I went to The Holocaust Museum in DC. From the moment I stepped on the elevator to walking into a real dormitory used during that time, I was blue — but once I laid my eyes on a gas chamber that was used in one of the camps in Auschwitz, I could not hold back my tears.

Today, when I see Kanye’s and other antisemitic posts, I can’t help but think of the beginning of the exhibit, which displayed the rise of Hitler and all of the Nazi madness. I can’t help but think that people who spread antisemitism don’t just not understand about the Holocaust, but they don’t know. Maybe because they never paid attention during school, but I don’t think it’s that… I think it’s because they never really learned.

This is one thing that makes my family and I bothered about schools today. Schools teach kids about almost every religion and all of their backstories, but I find one to be left out, the very one I practice: Judaism. No wonder generations are scared that the Holocaust will all be forgotten – how else will people know but by simply a museum and by conversation? I don’t just think that this needs to change, I know this needs to change.

When I brought my topic up to Anna Thomas, my history teacher and advisor. she told me how she learned about it. “I didn’t really learn about it in school. When I was 12 my family took a trip to Berlin and we went to the Holocaust memorial and we saw some museums. I knew it existed before then but that’s when I learned about it more deeply,” she said. This made me realize that it’s not just schools today that don’t teach about it; schools in the past did not either.
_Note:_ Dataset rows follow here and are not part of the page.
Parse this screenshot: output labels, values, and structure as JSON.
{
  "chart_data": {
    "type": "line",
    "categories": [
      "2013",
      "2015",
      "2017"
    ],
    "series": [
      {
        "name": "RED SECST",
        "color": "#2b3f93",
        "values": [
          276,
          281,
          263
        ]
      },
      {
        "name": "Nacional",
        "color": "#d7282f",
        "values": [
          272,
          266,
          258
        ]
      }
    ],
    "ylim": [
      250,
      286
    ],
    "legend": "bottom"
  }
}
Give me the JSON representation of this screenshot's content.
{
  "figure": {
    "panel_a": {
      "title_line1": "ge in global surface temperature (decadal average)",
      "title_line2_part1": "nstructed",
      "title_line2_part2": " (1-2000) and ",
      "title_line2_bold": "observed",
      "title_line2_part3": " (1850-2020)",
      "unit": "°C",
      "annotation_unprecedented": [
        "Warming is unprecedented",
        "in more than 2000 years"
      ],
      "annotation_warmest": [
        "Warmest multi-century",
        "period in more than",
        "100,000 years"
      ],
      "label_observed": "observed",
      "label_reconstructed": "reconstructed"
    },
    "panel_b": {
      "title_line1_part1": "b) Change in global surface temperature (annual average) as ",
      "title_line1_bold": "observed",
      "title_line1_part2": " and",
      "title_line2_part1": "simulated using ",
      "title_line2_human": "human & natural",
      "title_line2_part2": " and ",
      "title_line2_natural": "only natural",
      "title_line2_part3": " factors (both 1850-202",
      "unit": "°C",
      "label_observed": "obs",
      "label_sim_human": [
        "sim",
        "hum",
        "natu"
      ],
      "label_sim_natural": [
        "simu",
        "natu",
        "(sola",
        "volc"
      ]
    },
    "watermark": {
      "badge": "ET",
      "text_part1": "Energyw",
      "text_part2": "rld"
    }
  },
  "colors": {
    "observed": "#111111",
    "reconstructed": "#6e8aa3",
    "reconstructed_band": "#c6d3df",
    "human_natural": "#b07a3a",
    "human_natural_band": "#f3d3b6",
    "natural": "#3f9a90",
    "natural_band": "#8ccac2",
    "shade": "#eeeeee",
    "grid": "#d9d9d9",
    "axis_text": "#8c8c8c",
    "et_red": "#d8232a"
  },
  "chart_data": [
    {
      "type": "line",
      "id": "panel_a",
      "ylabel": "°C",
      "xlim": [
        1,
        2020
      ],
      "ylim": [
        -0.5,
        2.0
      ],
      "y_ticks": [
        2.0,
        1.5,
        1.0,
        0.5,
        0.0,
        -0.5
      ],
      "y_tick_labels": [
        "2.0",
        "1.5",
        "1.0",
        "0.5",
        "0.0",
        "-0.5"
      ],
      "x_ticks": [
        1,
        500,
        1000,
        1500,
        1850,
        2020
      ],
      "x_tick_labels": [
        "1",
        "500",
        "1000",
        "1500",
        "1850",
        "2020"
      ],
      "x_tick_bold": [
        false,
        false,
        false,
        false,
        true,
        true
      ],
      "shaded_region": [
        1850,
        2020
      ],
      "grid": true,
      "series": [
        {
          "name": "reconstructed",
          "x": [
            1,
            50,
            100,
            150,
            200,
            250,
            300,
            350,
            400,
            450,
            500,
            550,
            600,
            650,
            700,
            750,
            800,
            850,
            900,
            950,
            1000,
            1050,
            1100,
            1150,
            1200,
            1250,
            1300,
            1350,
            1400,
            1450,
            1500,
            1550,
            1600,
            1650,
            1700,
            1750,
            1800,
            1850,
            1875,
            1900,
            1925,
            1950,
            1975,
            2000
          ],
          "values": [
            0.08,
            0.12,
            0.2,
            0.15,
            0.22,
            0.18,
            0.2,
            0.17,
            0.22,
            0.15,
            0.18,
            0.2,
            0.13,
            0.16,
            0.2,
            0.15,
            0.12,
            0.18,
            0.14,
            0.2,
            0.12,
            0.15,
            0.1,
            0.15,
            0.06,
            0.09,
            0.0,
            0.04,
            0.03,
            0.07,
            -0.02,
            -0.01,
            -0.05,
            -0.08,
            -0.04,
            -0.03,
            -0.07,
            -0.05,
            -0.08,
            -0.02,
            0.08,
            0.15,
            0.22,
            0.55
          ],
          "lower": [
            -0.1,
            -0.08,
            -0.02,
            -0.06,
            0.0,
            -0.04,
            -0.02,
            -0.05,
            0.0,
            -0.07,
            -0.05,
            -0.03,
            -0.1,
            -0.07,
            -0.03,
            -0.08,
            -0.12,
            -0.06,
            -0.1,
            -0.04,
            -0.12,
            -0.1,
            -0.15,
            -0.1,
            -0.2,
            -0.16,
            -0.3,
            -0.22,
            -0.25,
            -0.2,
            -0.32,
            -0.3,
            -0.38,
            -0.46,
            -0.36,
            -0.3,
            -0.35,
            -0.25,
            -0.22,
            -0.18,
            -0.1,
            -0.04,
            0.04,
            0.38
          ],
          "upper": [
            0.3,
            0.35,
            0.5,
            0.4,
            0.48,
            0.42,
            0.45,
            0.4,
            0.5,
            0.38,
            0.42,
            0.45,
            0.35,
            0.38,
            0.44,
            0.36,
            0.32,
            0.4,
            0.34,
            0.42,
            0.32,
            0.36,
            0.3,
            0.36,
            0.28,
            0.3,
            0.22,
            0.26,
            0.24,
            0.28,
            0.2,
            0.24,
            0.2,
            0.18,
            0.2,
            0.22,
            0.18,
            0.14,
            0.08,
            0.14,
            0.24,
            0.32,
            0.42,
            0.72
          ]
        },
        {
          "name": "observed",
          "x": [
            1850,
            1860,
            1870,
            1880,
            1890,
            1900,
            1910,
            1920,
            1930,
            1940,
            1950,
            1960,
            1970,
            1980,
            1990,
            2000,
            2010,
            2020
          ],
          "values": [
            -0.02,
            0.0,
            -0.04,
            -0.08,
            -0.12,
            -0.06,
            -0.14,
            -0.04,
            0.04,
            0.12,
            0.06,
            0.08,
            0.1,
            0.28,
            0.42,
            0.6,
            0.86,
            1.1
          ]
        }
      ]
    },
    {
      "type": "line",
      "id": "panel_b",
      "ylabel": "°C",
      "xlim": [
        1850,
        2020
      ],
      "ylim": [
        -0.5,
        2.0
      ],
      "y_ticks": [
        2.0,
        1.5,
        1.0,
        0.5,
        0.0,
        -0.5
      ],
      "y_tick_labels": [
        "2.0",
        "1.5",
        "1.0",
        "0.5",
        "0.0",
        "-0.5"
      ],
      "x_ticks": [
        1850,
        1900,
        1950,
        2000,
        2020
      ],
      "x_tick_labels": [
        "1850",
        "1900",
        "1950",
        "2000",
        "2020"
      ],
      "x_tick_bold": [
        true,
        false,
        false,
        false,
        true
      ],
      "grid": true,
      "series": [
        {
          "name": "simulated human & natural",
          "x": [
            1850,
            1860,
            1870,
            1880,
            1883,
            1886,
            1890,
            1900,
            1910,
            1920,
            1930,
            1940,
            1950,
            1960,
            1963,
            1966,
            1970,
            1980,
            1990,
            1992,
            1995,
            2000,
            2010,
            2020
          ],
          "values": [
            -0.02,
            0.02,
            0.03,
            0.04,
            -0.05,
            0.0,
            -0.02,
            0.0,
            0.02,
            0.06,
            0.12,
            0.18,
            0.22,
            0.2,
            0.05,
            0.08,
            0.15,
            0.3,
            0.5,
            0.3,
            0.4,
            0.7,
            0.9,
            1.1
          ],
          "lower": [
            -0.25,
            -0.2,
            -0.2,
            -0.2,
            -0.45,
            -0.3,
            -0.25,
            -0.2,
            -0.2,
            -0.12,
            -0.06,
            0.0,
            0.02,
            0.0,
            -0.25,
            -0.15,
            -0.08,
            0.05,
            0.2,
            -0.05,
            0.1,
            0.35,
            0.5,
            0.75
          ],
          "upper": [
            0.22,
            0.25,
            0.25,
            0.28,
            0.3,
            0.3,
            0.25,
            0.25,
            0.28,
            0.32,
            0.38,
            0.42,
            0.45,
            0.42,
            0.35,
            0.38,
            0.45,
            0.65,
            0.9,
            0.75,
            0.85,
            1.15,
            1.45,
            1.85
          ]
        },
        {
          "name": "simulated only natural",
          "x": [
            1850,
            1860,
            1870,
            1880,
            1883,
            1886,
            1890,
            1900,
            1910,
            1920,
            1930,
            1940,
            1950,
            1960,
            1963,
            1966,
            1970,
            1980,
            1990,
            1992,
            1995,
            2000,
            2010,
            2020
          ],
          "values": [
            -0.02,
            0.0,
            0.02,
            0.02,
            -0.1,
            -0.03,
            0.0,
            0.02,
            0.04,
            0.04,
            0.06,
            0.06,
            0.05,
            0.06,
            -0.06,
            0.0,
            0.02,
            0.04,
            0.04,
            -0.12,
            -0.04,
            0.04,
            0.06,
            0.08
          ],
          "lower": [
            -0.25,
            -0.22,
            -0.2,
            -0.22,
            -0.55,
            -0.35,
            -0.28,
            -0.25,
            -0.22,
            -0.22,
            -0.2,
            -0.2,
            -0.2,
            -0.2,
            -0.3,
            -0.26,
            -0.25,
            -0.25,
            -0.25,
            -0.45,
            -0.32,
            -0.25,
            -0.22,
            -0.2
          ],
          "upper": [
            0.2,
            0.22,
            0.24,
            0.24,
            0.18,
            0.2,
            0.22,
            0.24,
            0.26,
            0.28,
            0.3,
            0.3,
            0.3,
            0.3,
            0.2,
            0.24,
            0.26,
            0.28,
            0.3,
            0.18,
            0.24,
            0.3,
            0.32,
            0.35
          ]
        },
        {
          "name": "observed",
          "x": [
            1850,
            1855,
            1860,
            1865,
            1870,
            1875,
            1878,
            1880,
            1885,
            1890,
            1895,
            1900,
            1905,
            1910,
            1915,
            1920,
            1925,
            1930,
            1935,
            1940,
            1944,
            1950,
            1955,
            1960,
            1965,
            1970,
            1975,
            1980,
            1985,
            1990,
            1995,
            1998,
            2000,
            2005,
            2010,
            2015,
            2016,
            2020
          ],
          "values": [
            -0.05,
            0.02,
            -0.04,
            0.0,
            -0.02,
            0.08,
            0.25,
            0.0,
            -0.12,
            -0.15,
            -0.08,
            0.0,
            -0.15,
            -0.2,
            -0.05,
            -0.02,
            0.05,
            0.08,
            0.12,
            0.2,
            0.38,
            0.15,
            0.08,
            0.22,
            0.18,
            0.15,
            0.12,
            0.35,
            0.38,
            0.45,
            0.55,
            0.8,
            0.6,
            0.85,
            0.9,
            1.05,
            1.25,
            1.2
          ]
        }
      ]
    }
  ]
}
More than 32 states don’t have legislation requiring schools to teach kids about the Holocaust and only five of the states that do have legislation passed the laws before 2017.

This means that not just students around me but many adults don’t know about the Holocaust. While I was talking with a 6th grader at St. John’s, she told me that all she really knew was that it was about antisemitism, and it doesn’t get much better. Another classmate said that all she pretty much knew was that it was run by Hitler and was really bad. I can’t blame them — they were never really told anything about it. They never learned in school and no one offered to tell them about it. I asked another student her opinion on learning about the Holocaust and she said that she thinks that it’s good to learn about everything in history, including the Holocaust.

I wanted to make sure that it wasn’t just me who thought this way, so I asked another Jewish girl in my grade. She says that although she really wants to learn about it in school she just thinks that people won’t take it seriously. If we do take a class on it, she thinks that the teachers should make sure that it is taken seriously by all students. Although some students may joke about it, it is more important that they know about it.

According to Axios, antisemitic hate crimes are trending higher this year and could pass 2021 numbers. You never know – the people around me could contribute to those numbers and we certainly don’t want them to rise. There have been more than 3,697 incidents of assault, harassment and vandalism in just the US since 1979. Those are only the big ones that we know about. There have been hundreds of other antisemitic crimes that have just not been reported.

If schools start to teach more on the Holocaust and Judaism it could prevent further antisemitism. Even though I am just a small girl at a small school, I know that I, I know that we could make a difference. Because it was said “Never again” but who will be here to stand ground in the future? Like I said, it’s not about what people around me don’t know, but what they should know. Though how would they know… If they never learned?